For those wanting a cheap, simple indoor rover for running APM, here’s a quick guide for building one with the Polulu Romi.
Parts:
- Pololu Romi $30
- Pololu DRV8835 motor controller $4.50
- Kakute F4 (or any other cheap flight controller) $36
- 6x high capacity NiMH batteries $14.40
For manual control, you also want an RC transmitter/reciever.
Connect up the power and signal lines as per the below diagram. A soldering iron, headers and some jumper cables will be needed to make the connections:
For the motor signal lines from the Kakute -> Motor Controller, the connections are:
M1 -> BENBL
M2 -> AENBL
M3 -> BPHASE
M4 -> APHASE
After putting on the ArduRover firmware and going through the various calibrations, the motor configuration needs to be set up.

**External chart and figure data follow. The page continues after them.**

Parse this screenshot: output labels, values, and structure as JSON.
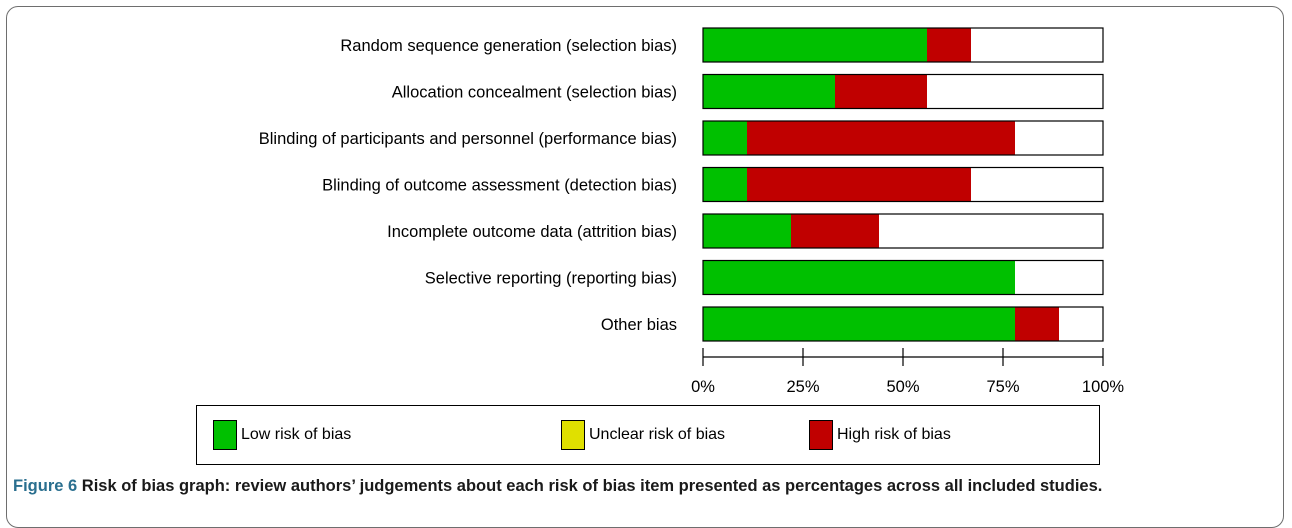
{
  "chart_data": {
    "type": "bar",
    "stacked": true,
    "orientation": "horizontal",
    "categories": [
      "Random sequence generation (selection bias)",
      "Allocation concealment (selection bias)",
      "Blinding of participants and personnel (performance bias)",
      "Blinding of outcome assessment (detection bias)",
      "Incomplete outcome data (attrition bias)",
      "Selective reporting (reporting bias)",
      "Other bias"
    ],
    "series": [
      {
        "name": "Low risk of bias",
        "color": "#00c000",
        "values": [
          56,
          33,
          11,
          11,
          22,
          78,
          78
        ]
      },
      {
        "name": "Unclear risk of bias",
        "color": "#e0e000",
        "values": [
          0,
          0,
          0,
          0,
          0,
          0,
          0
        ]
      },
      {
        "name": "High risk of bias",
        "color": "#c00000",
        "values": [
          11,
          23,
          67,
          56,
          22,
          0,
          11
        ]
      }
    ],
    "remainder_color": "#ffffff",
    "xlim": [
      0,
      100
    ],
    "xticks": [
      0,
      25,
      50,
      75,
      100
    ],
    "xtick_labels": [
      "0%",
      "25%",
      "50%",
      "75%",
      "100%"
    ],
    "legend_position": "bottom",
    "grid": false
  },
  "caption": {
    "number": "Figure 6",
    "text": "Risk of bias graph: review authors’ judgements about each risk of bias item presented as percentages across all included studies."
  }
}
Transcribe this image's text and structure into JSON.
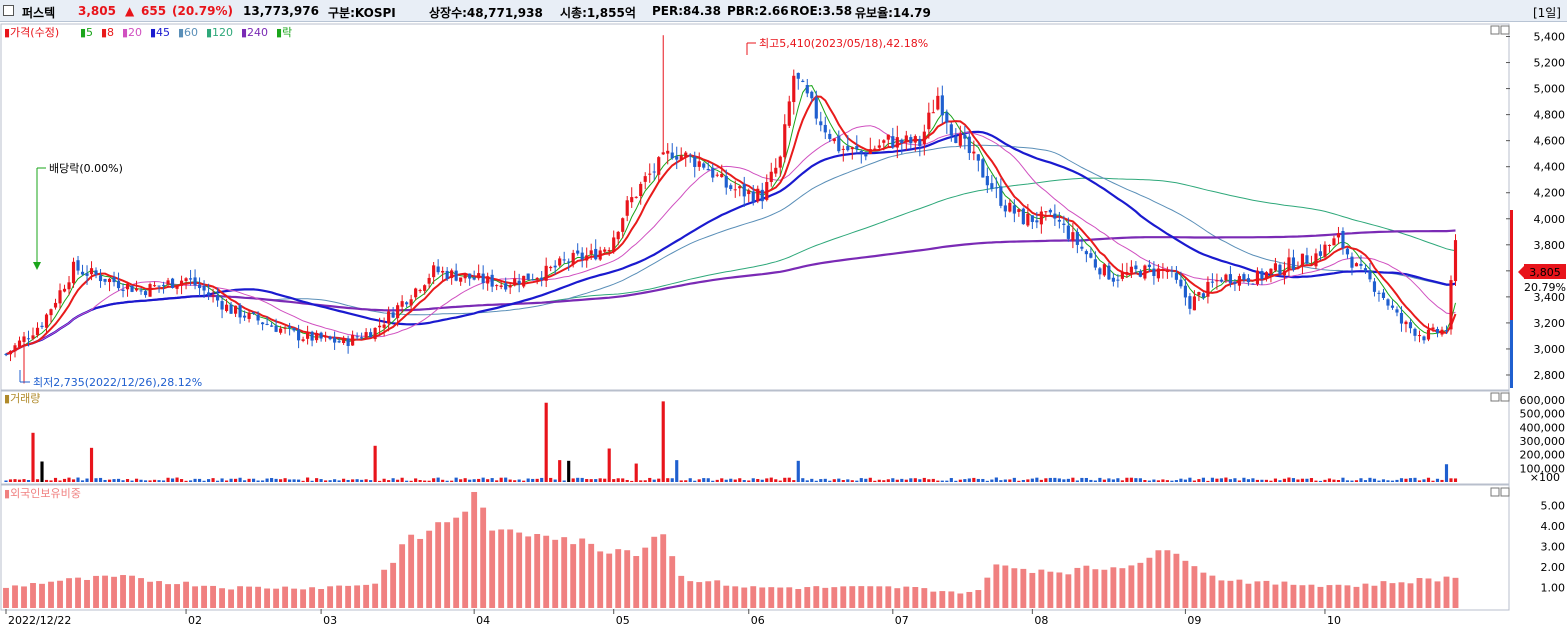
{
  "header": {
    "name": "퍼스텍",
    "price": "3,805",
    "change_arrow": "▲",
    "change": "655",
    "change_pct": "(20.79%)",
    "volume": "13,773,976",
    "market": "구분:KOSPI",
    "listed": "상장수:48,771,938",
    "mktcap": "시총:1,855억",
    "per": "PER:84.38",
    "pbr": "PBR:2.66",
    "roe": "ROE:3.58",
    "float": "유보율:14.79",
    "period": "[1일]"
  },
  "colors": {
    "up": "#e8141b",
    "down": "#1f5fcf",
    "ma5": "#1aa51a",
    "ma8": "#e81b1b",
    "ma20": "#d050c0",
    "ma45": "#1a1acf",
    "ma60": "#5a8fb8",
    "ma120": "#2ea87a",
    "ma240": "#7a2ab5",
    "foreign": "#f08080"
  },
  "price_panel": {
    "legend": [
      "가격(수정)",
      "5",
      "8",
      "20",
      "45",
      "60",
      "120",
      "240",
      "락"
    ],
    "annotations": {
      "high": "최고5,410(2023/05/18),42.18%",
      "low": "최저2,735(2022/12/26),28.12%",
      "dividend": "배당락(0.00%)"
    },
    "current_price_label": "3,805",
    "current_pct_label": "20.79%"
  },
  "volume_panel": {
    "legend": "거래량",
    "unit": "×100"
  },
  "foreign_panel": {
    "legend": "외국인보유비중"
  },
  "chart_data": [
    {
      "type": "candlestick",
      "title": "가격(수정)",
      "y_ticks": [
        "5,400",
        "5,200",
        "5,000",
        "4,800",
        "4,600",
        "4,400",
        "4,200",
        "4,000",
        "3,800",
        "3,600",
        "3,400",
        "3,200",
        "3,000",
        "2,800"
      ],
      "ylim": [
        2700,
        5450
      ],
      "x_ticks": [
        "2022/12/22",
        "02",
        "03",
        "04",
        "05",
        "06",
        "07",
        "08",
        "09",
        "10"
      ],
      "series": [
        {
          "name": "가격(수정)",
          "close_points": [
            [
              0,
              2960
            ],
            [
              8,
              3200
            ],
            [
              15,
              3620
            ],
            [
              30,
              3450
            ],
            [
              40,
              3540
            ],
            [
              50,
              3300
            ],
            [
              65,
              3100
            ],
            [
              75,
              3050
            ],
            [
              82,
              3150
            ],
            [
              95,
              3600
            ],
            [
              110,
              3500
            ],
            [
              120,
              3590
            ],
            [
              125,
              3680
            ],
            [
              130,
              3720
            ],
            [
              134,
              3800
            ],
            [
              138,
              4100
            ],
            [
              142,
              4300
            ],
            [
              148,
              4520
            ],
            [
              155,
              4420
            ],
            [
              160,
              4250
            ],
            [
              164,
              4200
            ],
            [
              168,
              4180
            ],
            [
              172,
              4450
            ],
            [
              175,
              5100
            ],
            [
              180,
              4800
            ],
            [
              185,
              4550
            ],
            [
              190,
              4500
            ],
            [
              196,
              4600
            ],
            [
              203,
              4580
            ],
            [
              207,
              4950
            ],
            [
              210,
              4700
            ],
            [
              214,
              4500
            ],
            [
              218,
              4300
            ],
            [
              222,
              4100
            ],
            [
              226,
              4000
            ],
            [
              233,
              4000
            ],
            [
              237,
              3850
            ],
            [
              242,
              3650
            ],
            [
              246,
              3550
            ],
            [
              252,
              3600
            ],
            [
              258,
              3600
            ],
            [
              263,
              3350
            ],
            [
              270,
              3550
            ],
            [
              278,
              3550
            ],
            [
              285,
              3650
            ],
            [
              290,
              3700
            ],
            [
              296,
              3850
            ],
            [
              300,
              3620
            ],
            [
              305,
              3450
            ],
            [
              310,
              3200
            ],
            [
              315,
              3100
            ],
            [
              320,
              3150
            ],
            [
              322,
              3805
            ]
          ]
        }
      ]
    },
    {
      "type": "bar",
      "title": "거래량",
      "y_ticks": [
        "600,000",
        "500,000",
        "400,000",
        "300,000",
        "200,000",
        "100,000"
      ],
      "ylim": [
        0,
        600000
      ]
    },
    {
      "type": "bar",
      "title": "외국인보유비중",
      "y_ticks": [
        "5.00",
        "4.00",
        "3.00",
        "2.00",
        "1.00"
      ],
      "ylim": [
        0,
        5.5
      ]
    }
  ]
}
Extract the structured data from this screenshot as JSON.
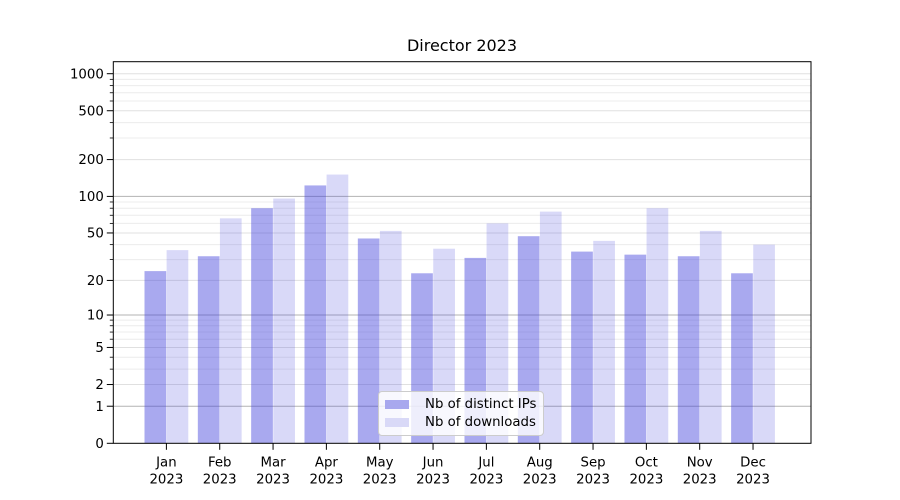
{
  "chart_data": {
    "type": "bar",
    "title": "Director 2023",
    "x": {
      "months": [
        "Jan",
        "Feb",
        "Mar",
        "Apr",
        "May",
        "Jun",
        "Jul",
        "Aug",
        "Sep",
        "Oct",
        "Nov",
        "Dec"
      ],
      "year": "2023"
    },
    "series": [
      {
        "name": "Nb of distinct IPs",
        "key": "distinct-ips",
        "color": "rgba(64,64,220,0.45)",
        "solid_color": "#a8a8ee",
        "values": [
          24,
          32,
          80,
          123,
          45,
          23,
          31,
          47,
          35,
          33,
          32,
          23
        ]
      },
      {
        "name": "Nb of downloads",
        "key": "downloads",
        "color": "rgba(64,64,220,0.20)",
        "solid_color": "#d9d9f7",
        "values": [
          36,
          66,
          96,
          151,
          52,
          37,
          60,
          75,
          43,
          80,
          52,
          40
        ]
      }
    ],
    "y_axis": {
      "scale": "log1p",
      "ticks": [
        0,
        1,
        2,
        5,
        10,
        20,
        50,
        100,
        200,
        500,
        1000
      ],
      "grid_major": [
        1,
        10,
        100
      ],
      "grid_light": [
        2,
        5,
        20,
        50,
        200,
        500,
        1000
      ],
      "grid_faint": [
        3,
        4,
        6,
        7,
        8,
        9,
        30,
        40,
        60,
        70,
        80,
        90,
        300,
        400,
        600,
        700,
        800,
        900
      ],
      "ylim": [
        0,
        1250
      ]
    },
    "grid_colors": {
      "major": "#b3b3b3",
      "light": "#e0e0e0",
      "faint": "#ececec"
    },
    "legend": {
      "position": "lower center"
    }
  }
}
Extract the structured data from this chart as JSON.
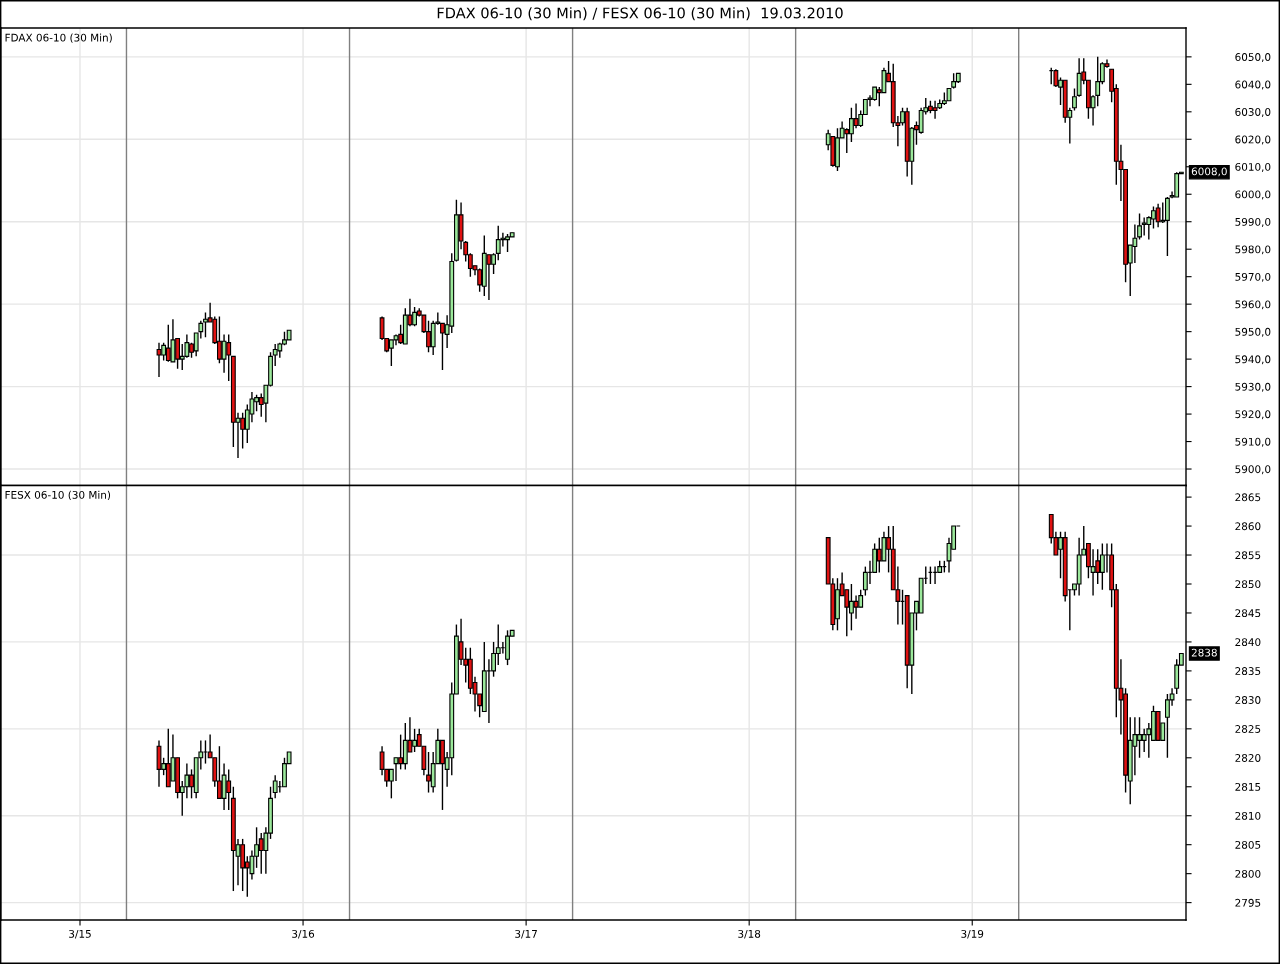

Set the following variables to configure the board for 2x brushless motors with skid steering:
RELAY_PIN 52
RELAY_PIN2 53
BRD_PWM_COUNT 2
SERVO1_FUNCTION 73
SERVO2_FUNCTION 74
MOT_PWM_TYPE 3
Note that RELAY_PIN
and RELAY_PIN2
may vary depending on which flight controller you use (in the above case it’s for a Kakute F4 V2). Go to the flight controller’s “hwdef.dat” in https://github.com/ArduPilot/ardupilot/tree/master/libraries/AP_HAL_ChibiOS/hwdef and check the GPIO numbers for PWM(3)
and PWM(4)
. Put the n
in GPIO(n)
into RELAY_PIN
and RELAY_PIN2
parameters respectively.
This can be extended into a computer vision platform with the addition of a Raspberry Pi (I used my KakutePi board for easy integration) and camera.
Pololu also have wheel encoders for the Romi. If the flight controller has 4 spare AUX ports, the wheel encoder data can be fed into ArdrRover for better indoor navigation.